Formalisation des textes : Lever les ambiguïtés d’interprétation

Comme il a été évoqué au début de l’article, il faut bien identifier ce qui est cause et conséquence.

Il faut être très vigilant car il y a des éléments qui peuvent être identifiés comme cause, alors qu’en fait ils ne sont que conséquence d’autres conséquences, c’est pourquoi il est important de remonter à la source du problème et elle n’est pas forcément où l’on pense et il est parfois difficile de la détecter pour notre esprit conditionné.

Ce premier constat m’amène à cette réflexion, qui rejoint l’exemple des parenthèses évoqué plus haut.

Si j’écris 3 x 5 -1 et que je ne connais pas la règle, je peux me tromper entre (3 x 5) -1 et 3 x (5 -1)

Les parenthèses donnent le sens unique de lecture qui peut être fait de l’écriture numérique, ne pas les mettre c’est réserver l’accessibilité de la bonne interprétation du résultat, qu’à ceux qui en connaissent bien la règle. En matière de lois cela s’appelle des avocats, et croyez bien que ce n’est pas un hasard si l’on assiste à une juridiction accrue des affaires en ce moment. Ceci en est la cause principale.

 

Dans les textes les formulations prêtent à confusion, tout simplement par la tournure de phrase qui ouvre à des controverses suivant le point de vue, et le manque de précisions, signifiant le cadre précis d’interprétation, sert souvent à en détourner le sens le rendant interprétable à souhait selon la position défendue.
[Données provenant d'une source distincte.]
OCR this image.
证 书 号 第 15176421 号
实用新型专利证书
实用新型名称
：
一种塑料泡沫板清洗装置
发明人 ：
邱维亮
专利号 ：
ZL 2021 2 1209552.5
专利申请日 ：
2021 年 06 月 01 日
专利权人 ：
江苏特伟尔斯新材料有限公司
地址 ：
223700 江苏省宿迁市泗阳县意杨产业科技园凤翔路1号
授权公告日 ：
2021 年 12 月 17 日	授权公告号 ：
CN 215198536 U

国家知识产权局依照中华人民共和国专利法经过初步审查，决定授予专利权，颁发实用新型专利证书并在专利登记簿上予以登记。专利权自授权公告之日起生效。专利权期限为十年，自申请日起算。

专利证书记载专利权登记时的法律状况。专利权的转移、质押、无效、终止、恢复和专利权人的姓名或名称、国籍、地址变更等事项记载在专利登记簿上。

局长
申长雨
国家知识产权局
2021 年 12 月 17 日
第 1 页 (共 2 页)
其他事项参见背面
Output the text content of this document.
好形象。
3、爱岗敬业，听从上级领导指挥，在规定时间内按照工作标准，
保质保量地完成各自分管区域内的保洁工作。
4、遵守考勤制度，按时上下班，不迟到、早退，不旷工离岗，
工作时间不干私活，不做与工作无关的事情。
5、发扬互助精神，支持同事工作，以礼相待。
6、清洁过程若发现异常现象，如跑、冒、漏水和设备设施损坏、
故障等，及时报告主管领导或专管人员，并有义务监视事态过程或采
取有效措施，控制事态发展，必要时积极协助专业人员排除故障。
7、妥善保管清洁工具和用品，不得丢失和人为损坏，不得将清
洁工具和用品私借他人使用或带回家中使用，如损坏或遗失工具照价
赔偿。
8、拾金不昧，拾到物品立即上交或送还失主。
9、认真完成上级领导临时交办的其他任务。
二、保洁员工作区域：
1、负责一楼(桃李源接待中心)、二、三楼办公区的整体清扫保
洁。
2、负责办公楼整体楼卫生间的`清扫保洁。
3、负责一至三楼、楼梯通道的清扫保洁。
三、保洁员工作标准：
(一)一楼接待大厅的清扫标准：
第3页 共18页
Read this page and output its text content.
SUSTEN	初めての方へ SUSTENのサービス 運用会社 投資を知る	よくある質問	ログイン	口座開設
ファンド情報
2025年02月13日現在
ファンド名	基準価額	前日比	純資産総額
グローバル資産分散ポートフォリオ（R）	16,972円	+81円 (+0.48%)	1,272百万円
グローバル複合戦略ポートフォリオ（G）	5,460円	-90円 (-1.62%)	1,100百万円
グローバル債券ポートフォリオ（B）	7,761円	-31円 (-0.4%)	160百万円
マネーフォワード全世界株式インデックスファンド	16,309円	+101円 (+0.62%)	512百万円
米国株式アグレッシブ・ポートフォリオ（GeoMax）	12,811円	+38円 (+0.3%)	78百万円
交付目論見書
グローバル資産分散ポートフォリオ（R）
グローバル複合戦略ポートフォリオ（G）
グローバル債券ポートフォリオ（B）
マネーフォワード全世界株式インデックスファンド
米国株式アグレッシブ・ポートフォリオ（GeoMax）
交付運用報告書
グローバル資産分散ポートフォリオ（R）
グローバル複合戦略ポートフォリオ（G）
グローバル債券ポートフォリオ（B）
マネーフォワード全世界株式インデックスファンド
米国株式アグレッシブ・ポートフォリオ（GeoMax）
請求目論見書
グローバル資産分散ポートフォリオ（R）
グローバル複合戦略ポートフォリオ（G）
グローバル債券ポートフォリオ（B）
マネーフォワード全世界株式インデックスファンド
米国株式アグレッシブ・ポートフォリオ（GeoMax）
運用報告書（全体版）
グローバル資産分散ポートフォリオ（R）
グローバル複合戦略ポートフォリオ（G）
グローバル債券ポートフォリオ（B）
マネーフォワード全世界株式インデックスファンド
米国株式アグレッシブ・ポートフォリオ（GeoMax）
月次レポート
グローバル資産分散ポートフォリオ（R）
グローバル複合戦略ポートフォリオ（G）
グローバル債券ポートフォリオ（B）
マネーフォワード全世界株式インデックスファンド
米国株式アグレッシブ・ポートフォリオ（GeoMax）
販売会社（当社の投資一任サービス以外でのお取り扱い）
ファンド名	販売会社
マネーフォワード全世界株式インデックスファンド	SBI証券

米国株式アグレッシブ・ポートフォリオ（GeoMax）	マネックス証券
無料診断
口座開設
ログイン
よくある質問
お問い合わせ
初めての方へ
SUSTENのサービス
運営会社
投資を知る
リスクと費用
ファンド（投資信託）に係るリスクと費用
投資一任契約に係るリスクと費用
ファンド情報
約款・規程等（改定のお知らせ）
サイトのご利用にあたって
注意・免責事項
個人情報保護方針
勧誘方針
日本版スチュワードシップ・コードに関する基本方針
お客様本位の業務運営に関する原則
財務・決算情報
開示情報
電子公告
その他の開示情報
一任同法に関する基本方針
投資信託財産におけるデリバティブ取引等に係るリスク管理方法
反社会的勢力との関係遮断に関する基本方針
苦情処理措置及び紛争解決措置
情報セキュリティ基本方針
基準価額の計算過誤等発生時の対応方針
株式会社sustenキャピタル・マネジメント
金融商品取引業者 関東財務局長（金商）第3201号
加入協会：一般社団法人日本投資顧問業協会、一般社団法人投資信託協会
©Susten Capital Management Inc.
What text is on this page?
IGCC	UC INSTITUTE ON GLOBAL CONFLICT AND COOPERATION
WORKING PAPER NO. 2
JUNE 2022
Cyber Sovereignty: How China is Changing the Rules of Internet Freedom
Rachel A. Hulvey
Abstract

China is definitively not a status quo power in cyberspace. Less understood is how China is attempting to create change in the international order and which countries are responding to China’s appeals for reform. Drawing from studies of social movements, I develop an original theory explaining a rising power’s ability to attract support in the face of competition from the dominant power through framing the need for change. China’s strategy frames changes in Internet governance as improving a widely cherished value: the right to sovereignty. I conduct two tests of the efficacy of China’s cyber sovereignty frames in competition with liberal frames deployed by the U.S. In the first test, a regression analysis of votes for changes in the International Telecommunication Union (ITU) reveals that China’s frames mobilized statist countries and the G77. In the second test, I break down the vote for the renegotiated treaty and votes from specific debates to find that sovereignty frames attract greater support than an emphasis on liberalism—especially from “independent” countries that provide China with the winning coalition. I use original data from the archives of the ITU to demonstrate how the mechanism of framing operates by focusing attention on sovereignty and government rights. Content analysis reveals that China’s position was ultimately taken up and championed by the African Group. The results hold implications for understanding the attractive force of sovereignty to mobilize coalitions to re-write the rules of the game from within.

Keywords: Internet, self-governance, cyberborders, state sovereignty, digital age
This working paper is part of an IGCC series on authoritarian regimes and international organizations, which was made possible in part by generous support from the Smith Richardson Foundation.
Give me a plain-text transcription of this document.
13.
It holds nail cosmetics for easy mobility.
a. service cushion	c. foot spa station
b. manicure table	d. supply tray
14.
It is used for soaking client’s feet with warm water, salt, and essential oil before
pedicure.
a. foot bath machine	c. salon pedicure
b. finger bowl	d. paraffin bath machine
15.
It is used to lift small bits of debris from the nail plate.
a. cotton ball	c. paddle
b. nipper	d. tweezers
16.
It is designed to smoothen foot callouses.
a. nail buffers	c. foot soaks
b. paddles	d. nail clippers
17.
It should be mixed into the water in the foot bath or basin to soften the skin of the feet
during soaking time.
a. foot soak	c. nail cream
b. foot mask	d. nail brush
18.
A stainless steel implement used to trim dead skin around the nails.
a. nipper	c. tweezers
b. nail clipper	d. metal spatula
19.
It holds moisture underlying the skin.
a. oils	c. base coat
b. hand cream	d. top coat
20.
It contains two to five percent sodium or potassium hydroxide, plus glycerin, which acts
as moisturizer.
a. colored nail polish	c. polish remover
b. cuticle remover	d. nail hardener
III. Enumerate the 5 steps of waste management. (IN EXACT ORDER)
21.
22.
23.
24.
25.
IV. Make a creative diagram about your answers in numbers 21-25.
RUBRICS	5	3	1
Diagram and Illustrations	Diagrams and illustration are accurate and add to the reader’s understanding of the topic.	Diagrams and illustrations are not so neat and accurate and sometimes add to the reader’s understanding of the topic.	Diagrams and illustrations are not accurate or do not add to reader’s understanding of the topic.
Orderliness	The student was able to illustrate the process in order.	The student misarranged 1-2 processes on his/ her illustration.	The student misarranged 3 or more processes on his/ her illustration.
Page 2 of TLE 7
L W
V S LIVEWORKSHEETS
Ce qui en terme juridique fait exploser les cas de jurisprudence selon l’habileté de l’avocat à défendre tels ou tels intérêts.

 

La première des choses à demander est donc d’imposer les précisions de définitions indispensable dans la rédaction des textes pour que ces abus d’interprétations soient impossibles.

L’esprit du principe ne doit pas pouvoir se voir opposer le principe de sa forme, c’est pourquoi la forme du principe doit en traduire clairement l’esprit.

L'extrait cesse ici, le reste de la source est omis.